В дни наибольшего смятения и отчаяния пришла та телеграмма. Он долго не мог в ней разобраться. Шел с почты, тупо держа бумажку перед глазами. И грянул в ушах гром: вот оно! Пора, его ждут в Ленинграде. О матери не волновался в тот момент, знал, что, увидев его, она уже не умрет. Сразу собрал все свои пожитки в рюкзак, уволился из дворников, сдал любимую метлу и поехал прочь из черного, утонувшего в воде и грязи Новгорода.
Мать не дождалась, не верила, умерла до его появления. Вместо нее он столкнулся с двумя другими значимыми для себя людьми: с братом Димкой, в котором текла та же кровь, а значит, Егору надо будет держать ответ за брата; вместе с попом, с этой дряхлой, зловещей спившейся вороной, тем самым другом истопника.
Поп гораздо активнее, чем мать Егора, искал его в милиции, в детприемниках, больницах и интернатах. Розыски привели попа в Новгород, и Егор видел его там, на приеме у начальства своего интерната. Но представителю культа там рады не были, наоборот, пытались как можно быстрее и подальше его выпихнуть. Поп пытался как-нибудь пробраться к детям, встретиться с Егором — тогда ретивые ребята из местного отделения КГБ сами отвезли старика обратно в Питер. Поп тоже снился Егору. Обещал в тех снах помочь и спасти, — а мальчик не верил этим снам. Не хотел ни видеть, ни слушать старика. Мечтал отрешиться от всего, что случилось с ним и с истопником, и с его родителями тогда, во дворе на Васильевском острове. Но они в первый же день приезда встретились на похоронах. Егору пришлось смириться: значит, все продолжалось, существовала какая-то плата за возвращение, которую с него еще потребуют.
Второй муж матери, Гаврила Степанович, как-то быстро и безоглядно проникся добрыми чувствами к Егору, взялся помогать изо всех сил.

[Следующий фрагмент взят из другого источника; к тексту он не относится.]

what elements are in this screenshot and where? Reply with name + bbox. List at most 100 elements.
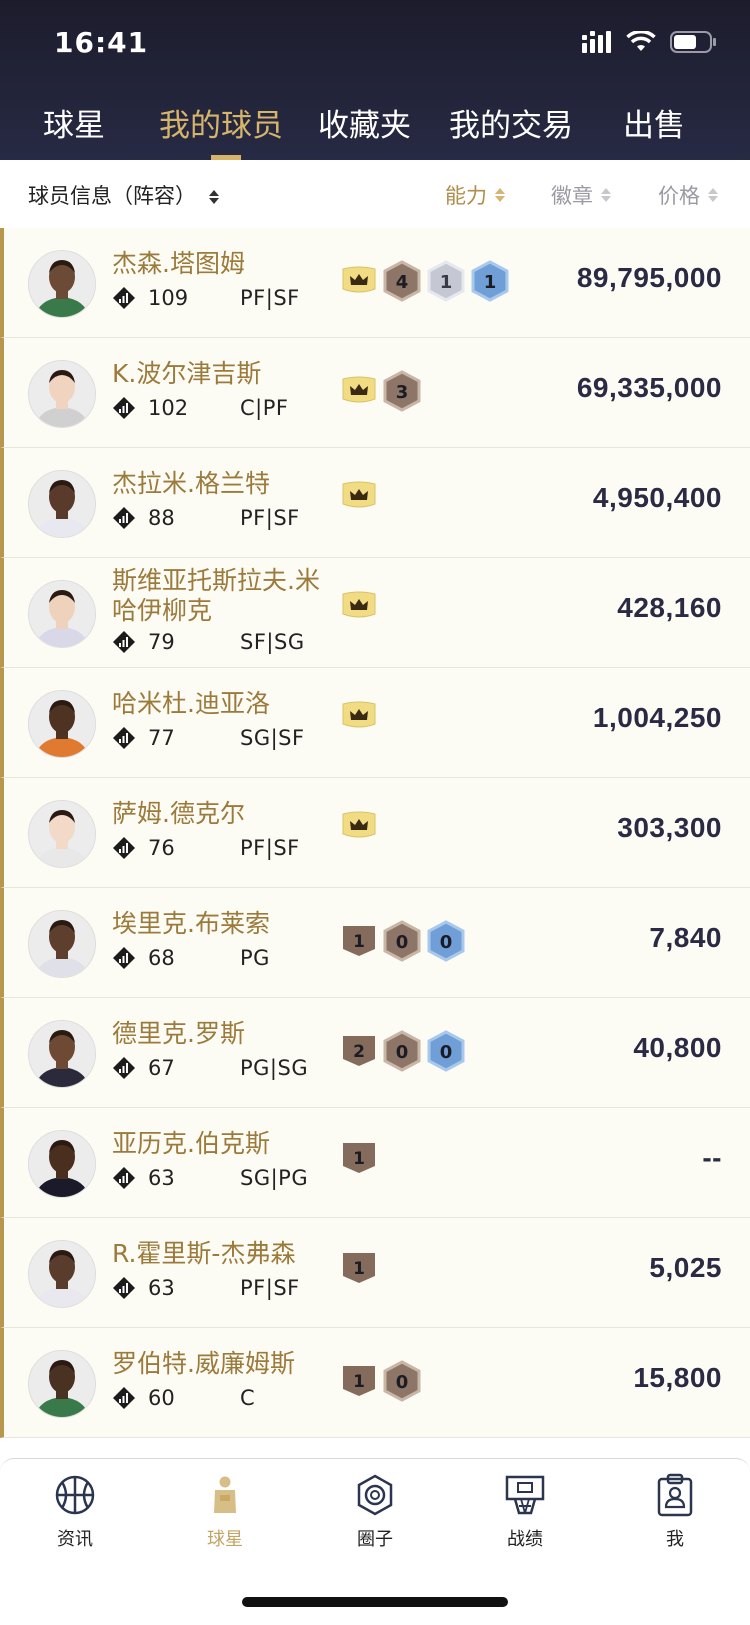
ability-rating-icon [113, 947, 135, 969]
player-row[interactable]: K.波尔津吉斯 102 C|PF 3 69,335,000 [0, 338, 750, 448]
nav-circle[interactable]: 圈子 [325, 1473, 425, 1551]
crown-badge-icon [342, 701, 376, 728]
badge-count: 0 [396, 1372, 409, 1393]
badge-count: 1 [484, 272, 497, 293]
player-row[interactable]: 亚历克.伯克斯 63 SG|PG 1 -- [0, 1108, 750, 1218]
tab-my-players[interactable]: 我的球员 [159, 100, 283, 145]
player-price: 15,800 [633, 1362, 722, 1393]
player-price: 1,004,250 [592, 702, 722, 733]
player-row[interactable]: 杰森.塔图姆 109 PF|SF 4 1 1 89,795,000 [0, 228, 750, 338]
player-row[interactable]: R.霍里斯-杰弗森 63 PF|SF 1 5,025 [0, 1218, 750, 1328]
player-rating: 63 [148, 1276, 175, 1300]
player-badges [341, 590, 377, 622]
nav-me[interactable]: 我 [625, 1473, 725, 1551]
badge-count: 4 [396, 272, 409, 293]
player-avatar-image [29, 911, 95, 977]
player-row[interactable]: 萨姆.德克尔 76 PF|SF 303,300 [0, 778, 750, 888]
sort-arrows-icon [208, 190, 219, 204]
bronze-hex-badge-icon: 4 [383, 260, 421, 302]
pentagon-badge-icon: 1 [343, 1366, 375, 1396]
battery-icon [670, 31, 716, 53]
ability-rating-icon [113, 1167, 135, 1189]
player-position: PF|SF [240, 836, 300, 860]
player-position: SG|PG [240, 1166, 309, 1190]
basketball-icon [55, 1475, 95, 1515]
player-position: PF|SF [240, 1276, 300, 1300]
player-rating: 109 [148, 286, 189, 310]
badge-count: 1 [353, 932, 365, 952]
badge-count: 0 [396, 932, 409, 953]
pentagon-badge-icon: 1 [343, 1143, 375, 1173]
tab-sell[interactable]: 出售 [623, 100, 685, 145]
player-name: K.波尔津吉斯 [112, 359, 262, 388]
player-row[interactable]: 埃里克.布莱索 68 PG 1 0 0 7,840 [0, 888, 750, 998]
ability-rating-icon [113, 727, 135, 749]
crown-badge-icon [342, 591, 376, 618]
player-row[interactable]: 杰拉米.格兰特 88 PF|SF 4,950,400 [0, 448, 750, 558]
nav-stars[interactable]: 球星 [175, 1473, 275, 1551]
player-rating: 88 [148, 506, 175, 530]
cellular-signal-icon [582, 31, 611, 53]
badge-count: 1 [353, 1372, 365, 1392]
player-badges: 1 [341, 1140, 377, 1176]
player-row[interactable]: 哈米杜.迪亚洛 77 SG|SF 1,004,250 [0, 668, 750, 778]
player-badges: 4 1 1 [341, 260, 509, 302]
crown-badge-icon [342, 481, 376, 508]
player-meta: 102 C|PF [112, 396, 288, 420]
player-price: 4,950,400 [592, 482, 722, 513]
nav-record[interactable]: 战绩 [475, 1473, 575, 1551]
player-name: R.霍里斯-杰弗森 [112, 1239, 296, 1268]
player-row[interactable]: 德里克.罗斯 67 PG|SG 2 0 0 40,800 [0, 998, 750, 1108]
tab-favorites[interactable]: 收藏夹 [318, 100, 411, 145]
sort-arrows-icon [601, 188, 611, 202]
player-name: 萨姆.德克尔 [112, 799, 245, 828]
sort-by-badge[interactable]: 徽章 [551, 180, 611, 210]
sort-price-label: 价格 [658, 184, 700, 208]
nav-circle-label: 圈子 [357, 1529, 393, 1550]
lineup-filter[interactable]: 球员信息（阵容） [28, 180, 219, 210]
bronze-hex-badge-icon: 0 [383, 920, 421, 962]
blue-hex-badge-icon: 0 [427, 920, 465, 962]
top-tabs: 球星 我的球员 收藏夹 我的交易 出售 [0, 100, 750, 160]
player-avatar-image [29, 581, 95, 647]
player-badges: 10 [341, 1360, 421, 1402]
sort-ability-label: 能力 [445, 184, 487, 208]
player-avatar [28, 800, 96, 868]
crown-badge-icon [342, 811, 376, 838]
player-name: 哈米杜.迪亚洛 [112, 689, 270, 718]
basketball-hoop-icon [505, 1475, 545, 1515]
player-avatar-image [29, 1131, 95, 1197]
badge-count: 1 [353, 1259, 365, 1279]
player-position: PG|SG [240, 1056, 309, 1080]
wifi-icon [626, 31, 656, 51]
badge-count: 0 [396, 1042, 409, 1063]
player-badges [341, 810, 377, 842]
tab-stars[interactable]: 球星 [43, 100, 105, 145]
player-position: C [240, 1386, 256, 1410]
sort-by-price[interactable]: 价格 [658, 180, 718, 210]
pentagon-badge-icon: 2 [343, 1036, 375, 1066]
player-name: 亚历克.伯克斯 [112, 1129, 270, 1158]
player-meta: 63 SG|PG [112, 1166, 308, 1190]
player-avatar [28, 1130, 96, 1198]
player-row[interactable]: 罗伯特.威廉姆斯 60 C 1 0 15,800 [0, 1328, 750, 1438]
player-row[interactable]: 斯维亚托斯拉夫.米哈伊柳克 79 SF|SG 428,160 [0, 558, 750, 668]
player-avatar [28, 360, 96, 428]
player-rating: 77 [148, 726, 175, 750]
player-meta: 109 PF|SF [112, 286, 300, 310]
player-avatar-image [29, 1021, 95, 1087]
player-name: 德里克.罗斯 [112, 1019, 245, 1048]
player-position: SG|SF [240, 726, 305, 750]
tab-my-trades[interactable]: 我的交易 [449, 100, 573, 145]
nav-record-label: 战绩 [507, 1529, 543, 1550]
player-price: 428,160 [617, 592, 722, 623]
player-avatar [28, 1240, 96, 1308]
sort-by-ability[interactable]: 能力 [445, 180, 505, 210]
nav-news[interactable]: 资讯 [25, 1473, 125, 1551]
player-rating: 67 [148, 1056, 175, 1080]
player-name: 斯维亚托斯拉夫.米哈伊柳克 [112, 566, 320, 625]
player-price: 69,335,000 [576, 372, 722, 403]
player-avatar-image [29, 471, 95, 537]
player-position: SF|SG [240, 630, 305, 654]
sort-arrows-icon [708, 188, 718, 202]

Настоял, чтобы Егор поселился в их квартире, сам его прописал. Разработал план Егоровой карьеры, по которому ему предстояло сдать за полгода экстерном экзамены за девятый-десятый классы в вечерней школе (диплом из ПТУ был наполнен однообразными «тройками», отец решил, что показывать где-либо такой документ не стоит). Затем был намечен путь в Корабельно-строительный институт. Гаврила Степанович был там своим человеком и планировал поступление без осечки. Ну а дальше, с высшим-то образованием, Егор должен был превратиться в правильного человека, толкового и ценимого специалиста, выбраться из этого отребья (подразумевалось — отребье дворников и грузчиков). Егор достаточно безучастно выслушивал эти прожекты, но отчим был добрым человеком — так почему бы и не учиться? Учебы не боялся, давалась легко, хотя почти все науки казались ему набором бессмысленных и отвлеченных гипотез: но он все запоминал, как пятилетний салажонок запоминает в угоду мамаше строчки бессмысленных для себя лирических и прочих стихотворений.
Прошел один год.
Егор стал студентом Корабелки. Сокурсники были гораздо моложе его, почти все поступали после выпускных экзаменов в средних школах, и поэтому (или по привычке так жить) друзьями он все еще не обзавелся. Учился на инженера большегрузных судов. Егор охотней бы учился строить парусники или небольшие суденышки с моторчиками, чтобы иметь возможность удрать на них при случае куда подальше — но в институте не было такой специализации. При желании, впрочем, и этому мог научиться. Первую сессию сдал без единой «тройки», почти все досрочно! Гордился не меньше первоклашек своими табельными успехами.